Every piece of evidence seems to make it clear that the administration’s non-proliferation strategy has been a bust. Weapons programs are marching on in Iran and North Korea, raising the specter of further conflict in Asia and the Middle East (Israel has already pre-emptively destroyed an Iranian weapons program once, and openly promised to do so again if the threat re-emerges). Pakistan, clearly the biggest offender in encouraging proliferation to any state without regard for ideology or stability (honestly, if the aided North Korea, who won’t they help?) has essentially been given a free pass to continue its free-wheeling ways. Seven years after publicly declaring their nuclear capabilities, Pakistan (and India) are still not signatories to the Non-proliferation Agreement, and Pakistani bomb proliferation mastermind AQ Khan has still faced little or no scrutiny, aside from Pakistan instructing him to stick close to home. In the US, we’re considering jail time for copying movies; in Pakistan, you get house arrest for selling nuclear secrets.
In both North Korea and Pakistan, we see how the terrorism bugbear has blinded the Bush administration to more serious problems. North Korea was moved to the backburner even after openly declaring nuclear weapons so that we could poke and prod for non-existent ones in Iraq. Pakistan’s position as a terrorist harbor and source of nuclear proliferation has met only the weakest of challenges because of the perception that they are a needed ally in keeping Afghanistan under control- despite the likelihood that Pakistanis are sheltering the long-missing Osama Bin Laden and his cronies.
Finally, in further signs of a providential sense of humor, who do you think was responsible for the Bush administration’s nuclear proliferation policy for the past several years? Why, none other than John R. Bolton, the nominee for UN Ambassador who has lawmakers on both sides of the aisle scratching their heads. It’s a further sign of the Bush administration philosophy of failing up that after a tenure that has seen failure in almost every possible area of proliferation control, Bolton is now being pushed further into the limelight with an appointment to an influential position in international politics, instead of being put on the next train out of town. It was John Bolton himself who had to be recalled and replaced with another negotiator after using a public vitriolic tirade as his opening offer in delicate negotiations with North Korea. Bolton may have thought that he was keeping in the noble tradition of speaking truth to power, but the truth is that he was only digging the hole deeper, and pushing the US farther and farther from a resolution.

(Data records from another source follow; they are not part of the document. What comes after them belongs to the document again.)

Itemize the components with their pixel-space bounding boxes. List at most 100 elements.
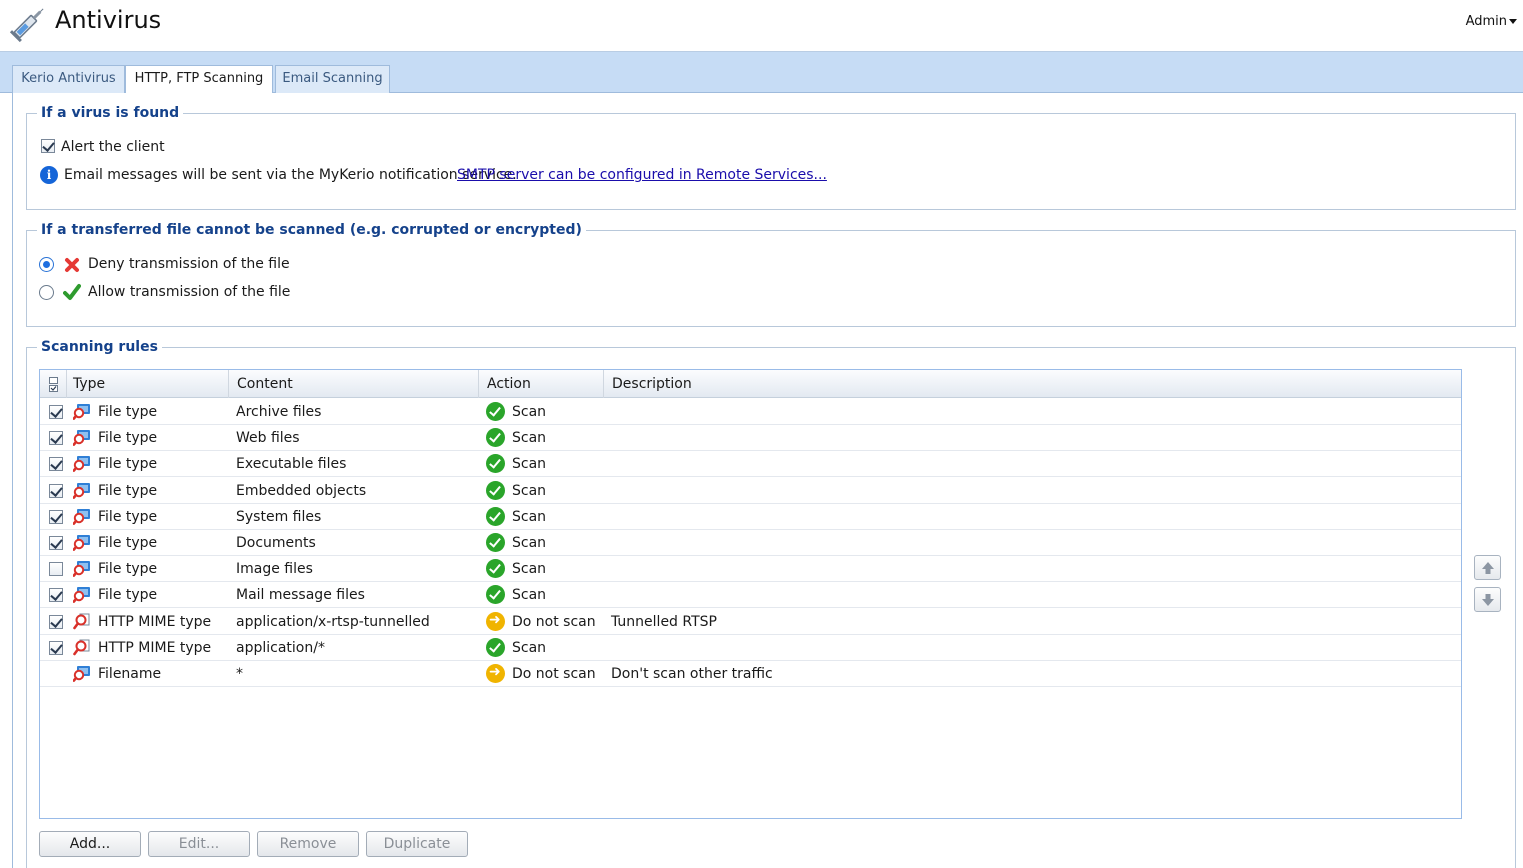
table-row[interactable]: File type Archive files Scan [40, 399, 1461, 425]
rule-content: Archive files [236, 404, 322, 420]
scan-icon [486, 402, 505, 421]
table-row[interactable]: File type Embedded objects Scan [40, 478, 1461, 504]
syringe-icon [9, 8, 44, 43]
table-row[interactable]: File type Web files Scan [40, 425, 1461, 452]
rule-action: Scan [512, 508, 547, 525]
rule-action: Do not scan [512, 613, 596, 630]
scan-icon [486, 637, 505, 657]
table-row[interactable]: File type Executable files Scan [40, 451, 1461, 478]
rule-type: File type [98, 456, 158, 473]
content-column-header[interactable]: Content [229, 370, 479, 398]
allow-transmission-label: Allow transmission of the file [88, 284, 291, 300]
rule-enabled-checkbox[interactable] [49, 536, 63, 550]
remove-button[interactable]: Remove [257, 831, 359, 857]
scan-icon [486, 585, 505, 605]
rule-enabled-checkbox[interactable] [49, 614, 63, 629]
table-row[interactable]: Filename * Do not scan Don't scan other tra… [40, 661, 1461, 687]
table-row[interactable]: File type Documents Scan [40, 530, 1461, 556]
virus-found-legend: If a virus is found [37, 105, 184, 121]
scan-icon [486, 533, 505, 552]
rule-content: Web files [236, 430, 300, 447]
user-menu[interactable]: Admin [1466, 14, 1517, 29]
add-button[interactable]: Add... [39, 831, 141, 857]
file-type-icon [73, 561, 90, 578]
rule-action: Scan [512, 639, 547, 656]
scan-icon [486, 428, 505, 448]
tab-email-scanning[interactable]: Email Scanning [275, 65, 390, 93]
user-menu-label: Admin [1465, 14, 1507, 29]
description-column-header[interactable]: Description [604, 370, 1461, 398]
table-row[interactable]: File type System files Scan [40, 504, 1461, 530]
select-all-column[interactable] [40, 370, 67, 398]
rule-content: * [236, 666, 243, 682]
rule-action: Do not scan [512, 666, 596, 682]
deny-transmission-radio[interactable] [39, 257, 54, 272]
table-row[interactable]: File type Mail message files Scan [40, 582, 1461, 609]
rule-enabled-checkbox[interactable] [49, 588, 63, 603]
move-up-button[interactable] [1474, 555, 1501, 580]
mime-type-icon [73, 639, 90, 656]
allow-transmission-radio[interactable] [39, 285, 54, 300]
rule-enabled-checkbox[interactable] [49, 405, 63, 419]
rule-action: Scan [512, 404, 547, 420]
page-title: Antivirus [55, 6, 162, 34]
rule-enabled-checkbox[interactable] [49, 457, 63, 472]
table-row[interactable]: File type Image files Scan [40, 556, 1461, 583]
grid-header: Type Content Action Description [40, 370, 1461, 398]
rule-type: File type [98, 430, 158, 447]
rule-enabled-checkbox[interactable] [49, 562, 63, 577]
scanning-rules-grid: Type Content Action Description File typ… [39, 369, 1462, 819]
rule-enabled-checkbox[interactable] [49, 431, 63, 446]
rule-enabled-checkbox[interactable] [49, 640, 63, 655]
scan-icon [486, 454, 505, 474]
tab-kerio-antivirus[interactable]: Kerio Antivirus [12, 65, 125, 93]
notification-info-text: Email messages will be sent via the MyKe… [64, 167, 517, 183]
select-all-icon [49, 377, 58, 392]
action-column-header[interactable]: Action [479, 370, 604, 398]
file-type-icon [73, 456, 90, 473]
scan-icon [486, 559, 505, 579]
rule-content: Image files [236, 561, 313, 578]
rule-action: Scan [512, 430, 547, 447]
file-type-icon [73, 404, 90, 420]
table-row[interactable]: HTTP MIME type application/x-rtsp-tunnell… [40, 609, 1461, 635]
rule-content: Mail message files [236, 587, 365, 604]
type-column-header[interactable]: Type [67, 370, 229, 398]
rule-content: Executable files [236, 456, 347, 473]
tab-bar: Kerio Antivirus HTTP, FTP Scanning Email… [0, 52, 1523, 94]
duplicate-button[interactable]: Duplicate [366, 831, 468, 857]
rule-content: Documents [236, 535, 316, 551]
rule-enabled-checkbox[interactable] [49, 483, 63, 498]
arrow-up-icon [1482, 562, 1494, 574]
deny-icon [65, 258, 79, 272]
rule-content: Embedded objects [236, 482, 367, 499]
cannot-scan-legend: If a transferred file cannot be scanned … [37, 222, 586, 238]
rule-type: File type [98, 535, 158, 551]
table-row[interactable]: HTTP MIME type application/* Scan [40, 635, 1461, 661]
alert-client-label: Alert the client [61, 139, 165, 155]
rule-action: Scan [512, 456, 547, 473]
rule-type: File type [98, 561, 158, 578]
rule-description: Tunnelled RTSP [611, 613, 717, 630]
scanning-rules-legend: Scanning rules [37, 339, 162, 355]
rule-content: System files [236, 508, 322, 525]
chevron-down-icon [1509, 19, 1517, 24]
rule-type: File type [98, 508, 158, 525]
smtp-remote-services-link[interactable]: SMTP server can be configured in Remote … [457, 167, 827, 183]
rule-type: HTTP MIME type [98, 613, 212, 630]
tab-http-ftp-scanning[interactable]: HTTP, FTP Scanning [125, 65, 273, 94]
rule-type: File type [98, 587, 158, 604]
allow-icon [63, 284, 81, 300]
rule-type: Filename [98, 666, 162, 682]
rule-enabled-checkbox[interactable] [49, 509, 63, 524]
rule-type: File type [98, 404, 158, 420]
edit-button[interactable]: Edit... [148, 831, 250, 857]
info-icon: i [40, 166, 58, 184]
alert-client-checkbox[interactable] [41, 139, 55, 153]
move-down-button[interactable] [1474, 587, 1501, 612]
arrow-down-icon [1482, 594, 1494, 606]
mime-type-icon [73, 613, 90, 629]
file-type-icon [73, 482, 90, 499]
cannot-scan-group: If a transferred file cannot be scanned … [26, 222, 1516, 327]
file-type-icon [73, 430, 90, 447]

Too many misguided, misapplied ‘principles’. Not enough results. Constant claims of ignorance (yet again tonight, I watched Donald Rumsfeld dodge reporter’s questions about Abu Ghraib on the grounds that he hadn’t seen a report. Do they not have interoffice mail in Washington anymore? Does he have some other job that prevents him from keeping up with the most pressing issues at the Department of Defense?)
It’s the current administration in a nutshell.